Status:Active» Needs review
StatusFileSize
new1.35 KB
PASSED: [[SimpleTest]]: [MySQL] 356 pass(es).
[ View ]

Status:Needs review» Needs work
  1. +++ b/acquia_spi/acquia_spi.module
    @@ -671,7 +671,27 @@ function acquia_spi_check_login() {
    +    // all the required forms should be enabled

    Minor: capitalize and end in period please

  2. +++ b/acquia_spi/acquia_spi.module
    @@ -671,7 +671,27 @@ function acquia_spi_check_login() {
    +      if (!variable_get($form_variable)) {

    Needs a default or else throws a notice

  3. +++ b/acquia_spi/acquia_spi.module
    @@ -671,7 +671,27 @@ function acquia_spi_check_login() {
    +    if ($forms_safe && !variable_get('https'))  {

    Needs default

+++ b/acquia_spi/acquia_spi.module
@@ -671,7 +671,27 @@ function acquia_spi_check_login() {
+  else if (module_exists('securelogin')) {

Also, "elseif" please per https://drupal.org/coding-standards

Status:Needs work» Needs review
StatusFileSize
new4.3 KB
FAILED: [[SimpleTest]]: [MySQL] Unable to apply patch 2081045_0.patch. Unable to apply patch. See the log in the details link for more information.
[ View ]

Thanks. Updated patch.

Status:Needs review» Needs work

The last submitted patch, 2081045.patch, failed testing.
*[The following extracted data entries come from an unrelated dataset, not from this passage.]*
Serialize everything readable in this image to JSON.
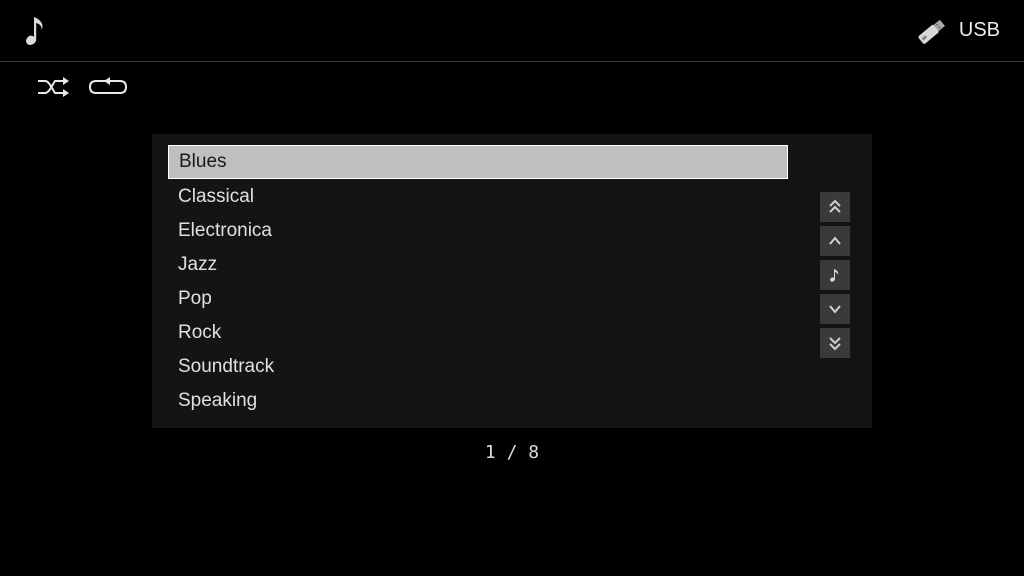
{
  "header": {
    "source_label": "USB"
  },
  "list": {
    "items": [
      {
        "label": "Blues",
        "selected": true
      },
      {
        "label": "Classical",
        "selected": false
      },
      {
        "label": "Electronica",
        "selected": false
      },
      {
        "label": "Jazz",
        "selected": false
      },
      {
        "label": "Pop",
        "selected": false
      },
      {
        "label": "Rock",
        "selected": false
      },
      {
        "label": "Soundtrack",
        "selected": false
      },
      {
        "label": "Speaking",
        "selected": false
      }
    ]
  },
  "pager": {
    "current": "1",
    "separator": " / ",
    "total": "8"
  }
}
@gcassie #4 patch looks to be to evergage module and not acquia_spi

Status:Needs work» Needs review
StatusFileSize
new1.57 KB
PASSED: [[SimpleTest]]: [MySQL] 356 pass(es).
[ View ]

Let's try that again.

Secure Pages still needs mixed mode support https://drupal.org/project/securepages so the variable 'https' would be TRUE. What do you think about leaving out that check and just relying on the forms?

StatusFileSize
new1.57 KB
PASSED: [[SimpleTest]]: [MySQL] 356 pass(es).
[ View ]

Sorry, that ! on the variable_get('https', FALSE) check is wrong (new patch). I think we should still check for it, though - relying on just the forms doesn't actually make for a secure login, does it?
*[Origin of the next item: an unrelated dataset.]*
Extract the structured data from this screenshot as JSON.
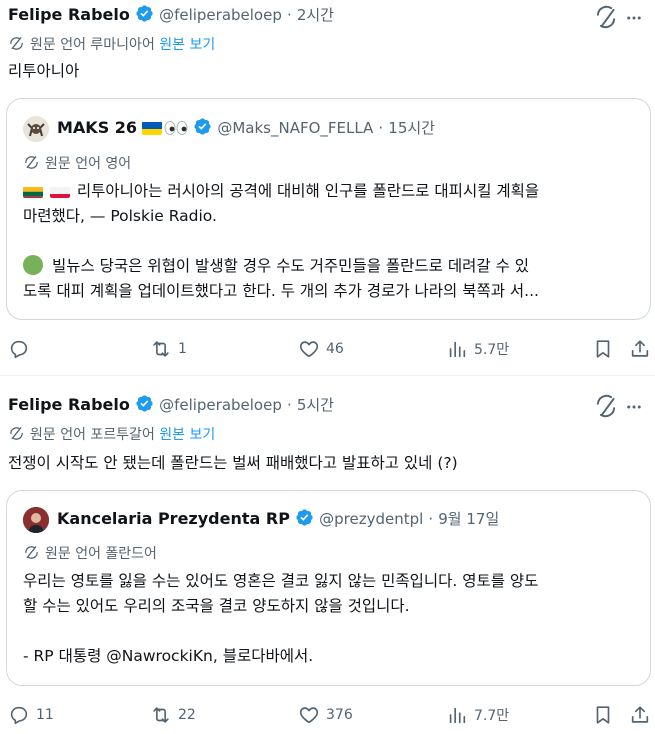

On further review I think your first patch (#7) is actually correct. For securelogin support $conf['https'] should be FALSE, so the !variable_get() will evaluate TRUE. I'll do little more testing and then commit.

StatusFileSize
new1000 bytes

Yes, I got the two module names crossed as we talked - #7 is what we want I think. Here is a D6 version of it.

StatusFileSize
new843 bytes

conf['https'] didn't exist in Drupal 6 so quick reroll

Status:Fixed» Closed (fixed)

Automatically closed -- issue fixed for 2 weeks with no activity.